What really changed was this: Social proof, and the rise in common stock prices once it became clear that the United States and its economic engine were going to emerge victorious in WWI. All of a sudden, the guy at the country club was buying a bigger house, a model T Ford off the line, and this newfangled household appliance gadget called a toaster. While I think envy and jealousy is responsible for a lot of global misery because people make financial decisions aimed at impressing those that travel in their social circles (without pausing to reflect upon what it must say about the other person’s quality if they respond to you better with a $400,000 house than a $250,000 house), I don’t discount Seth Godin’s wisdom that change happens when people see something new and answer the question “Do people like me do stuff like this?” in the affirmative.

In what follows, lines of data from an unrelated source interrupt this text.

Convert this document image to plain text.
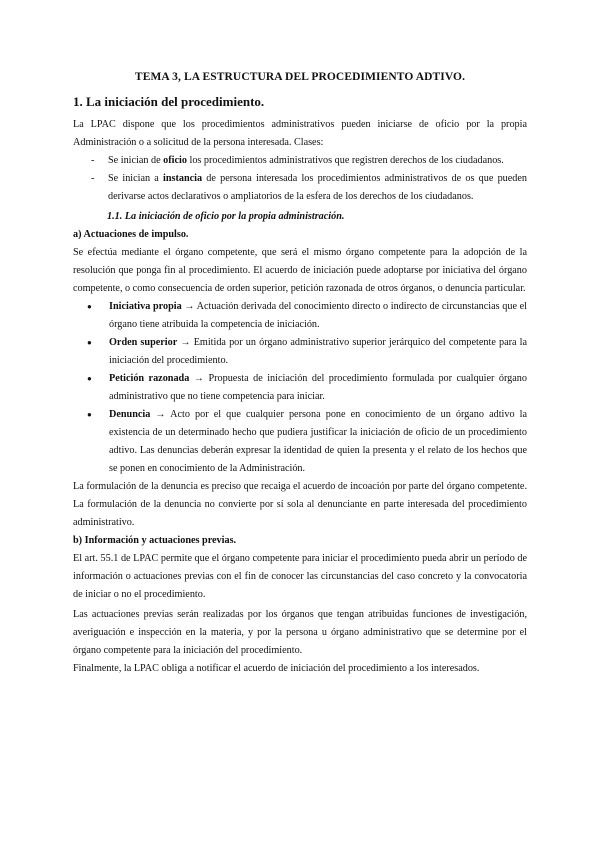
TEMA 3, LA ESTRUCTURA DEL PROCEDIMIENTO ADTIVO.
1. La iniciación del procedimiento.

La LPAC dispone que los procedimientos administrativos pueden iniciarse de oficio por la propia Administración o a solicitud de la persona interesada. Clases:

- Se inician de oficio los procedimientos administrativos que registren derechos de los ciudadanos.
- Se inician a instancia de persona interesada los procedimientos administrativos de os que pueden derivarse actos declarativos o ampliatorios de la esfera de los derechos de los ciudadanos.
1.1. La iniciación de oficio por la propia administración.
a) Actuaciones de impulso.

Se efectúa mediante el órgano competente, que será el mismo órgano competente para la adopción de la resolución que ponga fin al procedimiento. El acuerdo de iniciación puede adoptarse por iniciativa del órgano competente, o como consecuencia de orden superior, petición razonada de otros órganos, o denuncia particular.

● Iniciativa propia → Actuación derivada del conocimiento directo o indirecto de circunstancias que el órgano tiene atribuida la competencia de iniciación.
● Orden superior → Emitida por un órgano administrativo superior jerárquico del competente para la iniciación del procedimiento.
● Petición razonada → Propuesta de iniciación del procedimiento formulada por cualquier órgano administrativo que no tiene competencia para iniciar.
● Denuncia → Acto por el que cualquier persona pone en conocimiento de un órgano adtivo la existencia de un determinado hecho que pudiera justificar la iniciación de oficio de un procedimiento adtivo. Las denuncias deberán expresar la identidad de quien la presenta y el relato de los hechos que se ponen en conocimiento de la Administración.

La formulación de la denuncia es preciso que recaiga el acuerdo de incoación por parte del órgano competente. La formulación de la denuncia no convierte por sí sola al denunciante en parte interesada del procedimiento administrativo.

b) Información y actuaciones previas.

El art. 55.1 de LPAC permite que el órgano competente para iniciar el procedimiento pueda abrir un período de información o actuaciones previas con el fin de conocer las circunstancias del caso concreto y la convocatoria de iniciar o no el procedimiento.

Las actuaciones previas serán realizadas por los órganos que tengan atribuidas funciones de investigación, averiguación e inspección en la materia, y por la persona u órgano administrativo que se determine por el órgano competente para la iniciación del procedimiento.

Finalmente, la LPAC obliga a notificar el acuerdo de iniciación del procedimiento a los interesados.
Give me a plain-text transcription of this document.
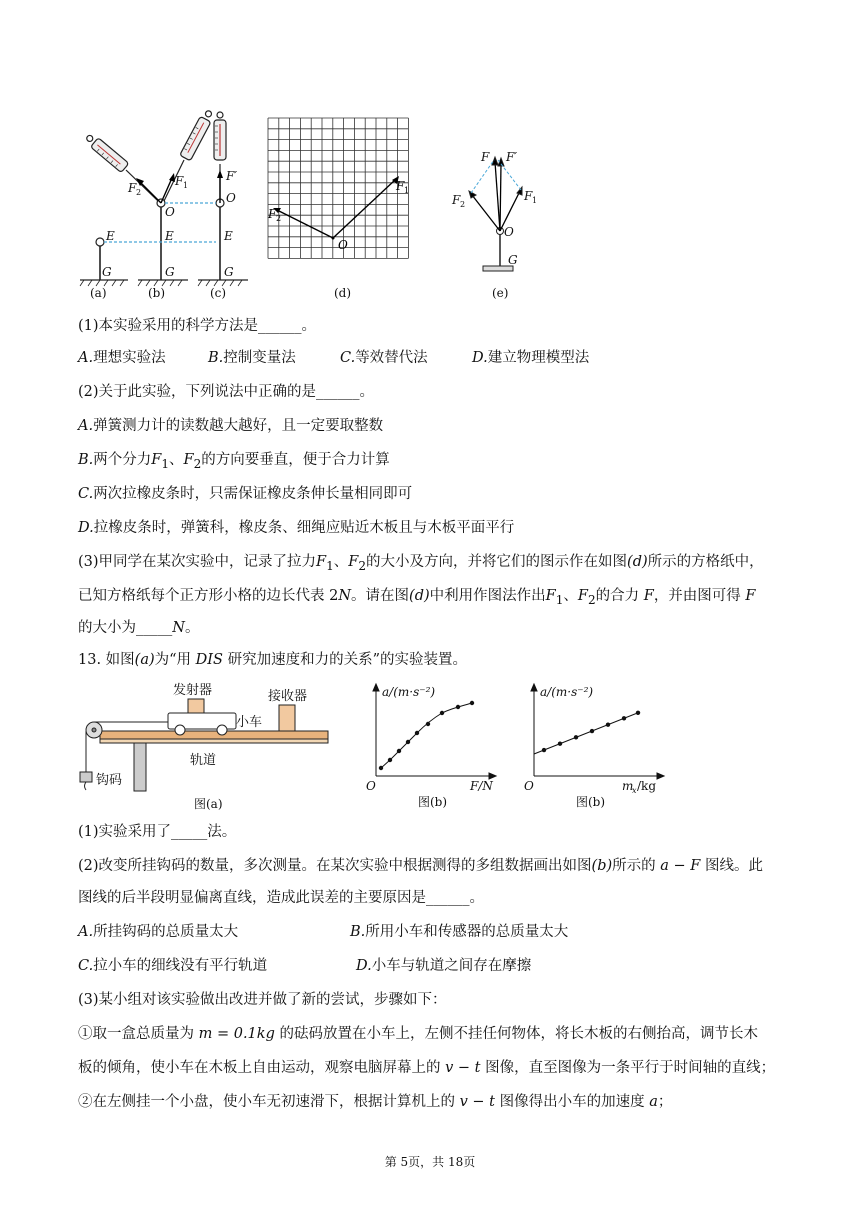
E
G
E
G
O
F 2
F 1
E
G
O
F′
O
F 2
F 1
F F′
F 2
F 1
O
G
(a)	(b)	(c)	(d)	(e)
(1)本实验采用的科学方法是______。
A.理想实验法	B.控制变量法	C.等效替代法	D.建立物理模型法
(2)关于此实验，下列说法中正确的是______。
A.弹簧测力计的读数越大越好，且一定要取整数
B.两个分力$F_1$、$F_2$的方向要垂直，便于合力计算
C.两次拉橡皮条时，只需保证橡皮条伸长量相同即可
D.拉橡皮条时，弹簧科，橡皮条、细绳应贴近木板且与木板平面平行
(3)甲同学在某次实验中，记录了拉力$F_1$、$F_2$的大小及方向，并将它们的图示作在如图(d)所示的方格纸中，
已知方格纸每个正方形小格的边长代表 2N。请在图(d)中利用作图法作出$F_1$、$F_2$的合力 F，并由图可得 F
的大小为_____N。
13. 如图(a)为“用 DIS 研究加速度和力的关系”的实验装置。
发射器	接收器
小车
轨道
钩码
图(a)
a/(m·s⁻²)
O	F/N
图(b)
a/(m·s⁻²)
O	m
x /kg
图(b)
(1)实验采用了_____法。
(2)改变所挂钩码的数量，多次测量。在某次实验中根据测得的多组数据画出如图(b)所示的 a − F 图线。此
图线的后半段明显偏离直线，造成此误差的主要原因是______。
A.所挂钩码的总质量太大	B.所用小车和传感器的总质量太大
C.拉小车的细线没有平行轨道	D.小车与轨道之间存在摩擦
(3)某小组对该实验做出改进并做了新的尝试，步骤如下：
①取一盒总质量为 m = 0.1kg 的砝码放置在小车上，左侧不挂任何物体，将长木板的右侧抬高，调节长木
板的倾角，使小车在木板上自由运动，观察电脑屏幕上的 v − t 图像，直至图像为一条平行于时间轴的直线；
②在左侧挂一个小盘，使小车无初速滑下，根据计算机上的 v − t 图像得出小车的加速度 a；
第 5页，共 18页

I mention all of this as a matter of perspective. A century ago, buying General Mills, Procter & Gamble, and General Electric common stock was seen as being a bold investor. Nowadays, we associate those stocks with, “Oh, that’s something Aunt Mildred is interested in.” And instead, the airwaves get populated by companies trading at 100x earnings, 75x profits, or whatever—that won’t be around 20 years from now. That’s not investing; that’s trying to buy a lottery ticket based on a narrow window in time and hope and pray the price of the stock goes up. That’s not much of a difference between that and going to a casino.
The right answer lies in the middle ground; people that would only own corporate bonds were probably too conservative in preserving wealth (although, if 7-8% cash returns from your bonds fully funds your lifestyle, why fix something that isn’t broken?), and nowadays, we ignore the perfectly good common stocks because they are too boring. Hopefully you recognize the intelligent middle ground.